Using Data to make data processing reliable again
Submitted by devjyoti (@kprotocol) on Wednesday, 21 March 2018
Data Driven performance management of Big Data Infrastructure is very different from performance management of standard applications like web servers. A single cluster is submitted multiple simultaneous discrete applications where each of these applications can comprise up to hundreds of thousands of tasks of varying complexities. If these jobs are not tuned properly, then it’s easy to both blow up the costs because of an underutilized cluster or starve the jobs and miss SLA’s because of shortage of resources.
This talk is targeted towards engineers who administer Big Data Clusters and would like to improve the efficiency and utilization of their clusters using a data-driven methodology.
Say, You have been storing the job characteristics for SQL queries that are run on you cluster
2. Query Schedule, start and end times
3. Number of Map and Reduce tasks
4. Cumulative CPU seconds and Memory seconds
5. Data scanned, processed, and written
And you also know the layout of the data which form the input to these queries
1. Column types, shape and range
2. Partitioned columns and size of those partitions
3. Data serialization format
With these two datasets, stored over a period of time, we will try to answer the following questions:
1. What do we know about the most expensive jobs running on our cluster?

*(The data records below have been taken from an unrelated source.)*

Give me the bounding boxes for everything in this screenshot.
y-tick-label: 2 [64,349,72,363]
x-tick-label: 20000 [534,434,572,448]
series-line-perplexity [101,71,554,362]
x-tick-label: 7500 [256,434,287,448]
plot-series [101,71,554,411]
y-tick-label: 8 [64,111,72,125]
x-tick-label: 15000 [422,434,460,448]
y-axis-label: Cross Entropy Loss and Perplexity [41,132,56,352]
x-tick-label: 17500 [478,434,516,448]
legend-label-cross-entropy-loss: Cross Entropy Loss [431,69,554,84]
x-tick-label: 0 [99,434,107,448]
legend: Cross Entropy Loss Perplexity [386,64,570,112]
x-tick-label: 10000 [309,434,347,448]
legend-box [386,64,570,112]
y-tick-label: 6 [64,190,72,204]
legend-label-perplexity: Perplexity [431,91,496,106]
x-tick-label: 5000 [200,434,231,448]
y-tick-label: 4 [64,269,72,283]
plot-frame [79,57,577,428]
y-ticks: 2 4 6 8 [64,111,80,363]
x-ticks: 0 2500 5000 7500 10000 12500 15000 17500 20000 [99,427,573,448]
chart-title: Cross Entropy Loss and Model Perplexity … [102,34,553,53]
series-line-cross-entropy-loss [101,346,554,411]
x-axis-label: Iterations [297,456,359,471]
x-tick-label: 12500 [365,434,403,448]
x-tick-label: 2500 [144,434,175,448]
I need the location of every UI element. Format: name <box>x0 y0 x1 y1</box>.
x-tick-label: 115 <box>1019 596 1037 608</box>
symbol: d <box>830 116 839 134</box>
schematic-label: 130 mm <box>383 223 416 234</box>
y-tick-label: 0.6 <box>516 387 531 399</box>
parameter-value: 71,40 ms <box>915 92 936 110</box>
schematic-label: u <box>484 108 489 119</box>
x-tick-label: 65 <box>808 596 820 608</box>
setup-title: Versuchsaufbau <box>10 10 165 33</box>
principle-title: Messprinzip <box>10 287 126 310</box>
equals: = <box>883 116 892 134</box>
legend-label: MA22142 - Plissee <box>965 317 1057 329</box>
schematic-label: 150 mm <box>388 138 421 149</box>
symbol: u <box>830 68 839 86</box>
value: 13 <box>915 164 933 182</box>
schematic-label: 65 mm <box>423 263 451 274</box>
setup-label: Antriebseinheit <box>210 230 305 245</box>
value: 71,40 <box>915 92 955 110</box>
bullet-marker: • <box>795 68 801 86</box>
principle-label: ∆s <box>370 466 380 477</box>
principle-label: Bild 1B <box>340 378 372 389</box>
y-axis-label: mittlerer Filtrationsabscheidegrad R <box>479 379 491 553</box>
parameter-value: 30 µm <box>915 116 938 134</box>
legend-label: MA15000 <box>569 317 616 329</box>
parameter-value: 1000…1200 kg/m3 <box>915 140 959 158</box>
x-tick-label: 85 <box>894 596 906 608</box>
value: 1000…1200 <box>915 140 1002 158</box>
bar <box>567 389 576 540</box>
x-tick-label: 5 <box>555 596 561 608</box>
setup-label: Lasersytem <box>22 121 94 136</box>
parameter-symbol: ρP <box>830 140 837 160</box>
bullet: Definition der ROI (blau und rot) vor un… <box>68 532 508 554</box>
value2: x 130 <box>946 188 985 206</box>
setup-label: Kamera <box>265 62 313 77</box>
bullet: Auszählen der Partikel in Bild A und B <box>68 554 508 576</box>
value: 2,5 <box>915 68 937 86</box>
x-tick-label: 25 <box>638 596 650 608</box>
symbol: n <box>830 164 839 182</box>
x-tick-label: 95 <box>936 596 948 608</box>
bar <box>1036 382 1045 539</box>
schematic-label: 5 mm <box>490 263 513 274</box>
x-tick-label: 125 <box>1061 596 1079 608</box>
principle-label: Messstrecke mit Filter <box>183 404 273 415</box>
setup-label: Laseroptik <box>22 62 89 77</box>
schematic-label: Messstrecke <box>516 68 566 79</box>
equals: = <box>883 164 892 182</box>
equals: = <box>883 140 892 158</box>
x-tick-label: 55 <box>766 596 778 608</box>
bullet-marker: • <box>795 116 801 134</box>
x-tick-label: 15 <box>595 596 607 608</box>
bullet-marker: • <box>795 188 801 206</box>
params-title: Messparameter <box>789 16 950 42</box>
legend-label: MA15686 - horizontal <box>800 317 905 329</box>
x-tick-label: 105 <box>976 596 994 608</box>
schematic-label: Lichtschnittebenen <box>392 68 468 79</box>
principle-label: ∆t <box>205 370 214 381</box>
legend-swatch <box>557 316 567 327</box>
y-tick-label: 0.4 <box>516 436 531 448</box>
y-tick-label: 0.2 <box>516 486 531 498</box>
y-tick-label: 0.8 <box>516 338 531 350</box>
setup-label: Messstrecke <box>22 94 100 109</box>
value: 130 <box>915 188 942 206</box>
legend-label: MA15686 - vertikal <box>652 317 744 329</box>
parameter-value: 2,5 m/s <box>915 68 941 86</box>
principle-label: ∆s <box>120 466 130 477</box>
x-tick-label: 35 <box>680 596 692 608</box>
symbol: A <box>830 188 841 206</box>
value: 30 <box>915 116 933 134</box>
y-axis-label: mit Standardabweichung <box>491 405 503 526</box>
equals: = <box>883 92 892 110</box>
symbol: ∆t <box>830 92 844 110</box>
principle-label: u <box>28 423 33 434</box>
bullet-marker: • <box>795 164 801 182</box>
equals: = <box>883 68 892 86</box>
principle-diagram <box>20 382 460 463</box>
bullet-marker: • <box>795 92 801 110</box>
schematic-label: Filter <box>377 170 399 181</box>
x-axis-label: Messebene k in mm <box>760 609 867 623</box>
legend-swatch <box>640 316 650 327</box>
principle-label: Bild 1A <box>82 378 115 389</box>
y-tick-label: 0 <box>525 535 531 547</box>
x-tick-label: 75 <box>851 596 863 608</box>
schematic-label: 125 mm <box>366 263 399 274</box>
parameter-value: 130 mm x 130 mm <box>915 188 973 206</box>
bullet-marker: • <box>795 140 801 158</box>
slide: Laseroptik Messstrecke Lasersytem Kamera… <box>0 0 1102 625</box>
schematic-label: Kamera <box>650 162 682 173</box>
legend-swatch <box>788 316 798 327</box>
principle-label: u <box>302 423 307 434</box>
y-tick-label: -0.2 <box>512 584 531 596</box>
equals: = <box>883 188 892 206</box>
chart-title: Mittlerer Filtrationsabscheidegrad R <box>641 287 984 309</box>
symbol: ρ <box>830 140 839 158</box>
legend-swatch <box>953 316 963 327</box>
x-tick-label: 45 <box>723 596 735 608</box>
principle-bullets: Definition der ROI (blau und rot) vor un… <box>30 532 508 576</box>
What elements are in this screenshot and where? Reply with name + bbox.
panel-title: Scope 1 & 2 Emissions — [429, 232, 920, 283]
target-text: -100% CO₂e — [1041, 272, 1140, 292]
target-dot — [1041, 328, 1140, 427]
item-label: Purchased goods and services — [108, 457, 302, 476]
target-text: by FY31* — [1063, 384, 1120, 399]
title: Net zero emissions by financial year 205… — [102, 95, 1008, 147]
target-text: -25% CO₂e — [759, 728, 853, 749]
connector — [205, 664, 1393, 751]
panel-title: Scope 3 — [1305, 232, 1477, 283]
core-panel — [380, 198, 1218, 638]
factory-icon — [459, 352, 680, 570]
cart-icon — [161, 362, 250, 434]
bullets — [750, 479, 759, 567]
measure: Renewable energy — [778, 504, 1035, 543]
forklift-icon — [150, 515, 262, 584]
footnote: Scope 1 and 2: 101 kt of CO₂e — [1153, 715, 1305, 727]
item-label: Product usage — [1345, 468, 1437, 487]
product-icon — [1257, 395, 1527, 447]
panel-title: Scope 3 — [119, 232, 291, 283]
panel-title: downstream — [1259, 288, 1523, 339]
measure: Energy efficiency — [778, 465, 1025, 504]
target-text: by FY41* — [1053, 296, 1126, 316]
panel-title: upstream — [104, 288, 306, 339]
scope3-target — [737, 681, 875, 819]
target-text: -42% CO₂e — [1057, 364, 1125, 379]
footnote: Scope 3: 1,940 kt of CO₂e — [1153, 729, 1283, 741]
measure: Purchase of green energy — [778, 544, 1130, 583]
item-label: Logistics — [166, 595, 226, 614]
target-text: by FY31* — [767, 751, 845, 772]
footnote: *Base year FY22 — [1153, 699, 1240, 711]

2. Can we identify the most common anti-patterns in our adhoc workload and take some defensive action against those suspect queries.
3. Can we identify clusters of tables that are frequently joined together and recommend a better data layout/schema to reduce database load.
Though, there are other parameters like Cluster Configuration and Cluster Resource Allocation which also affect the job’s performance, but we will keep the scope of this talk limited to the Job Statistics and Data Layout. Also, we are going to discuss analysis of only the SQL workloads, which form the major percentage of jobs running on Hive, Spark or Presto clusters.
To serve these needs, we built Tenali, Qubole’s SQL parser and analyzer which we intend to open source shortly. Tenali is a collection of scoping rules and heuristics, that given a set of queries and corresponding job characteristics, generate insights to improve the jobs efficiency.
- Types of Data and how we capture them at Qubole
- Discuss design of Tenali and its approach for capturing table lineage and data flows.
- Discuss some well known algorithms and their performance on these datasets
- Examples of how we use this data to improve the efficiency of our data offerings at Qubole
Understanding of Data tools like Hadoop, Hive, Spark, etc.,
Familiarity with ML nomenculature like Classification, Clustering, Nearest Neighbour, etc.,
Devjyoti is working with Qubole as Data Engineer and helps the company gain more insights into the performance of its data processing tools.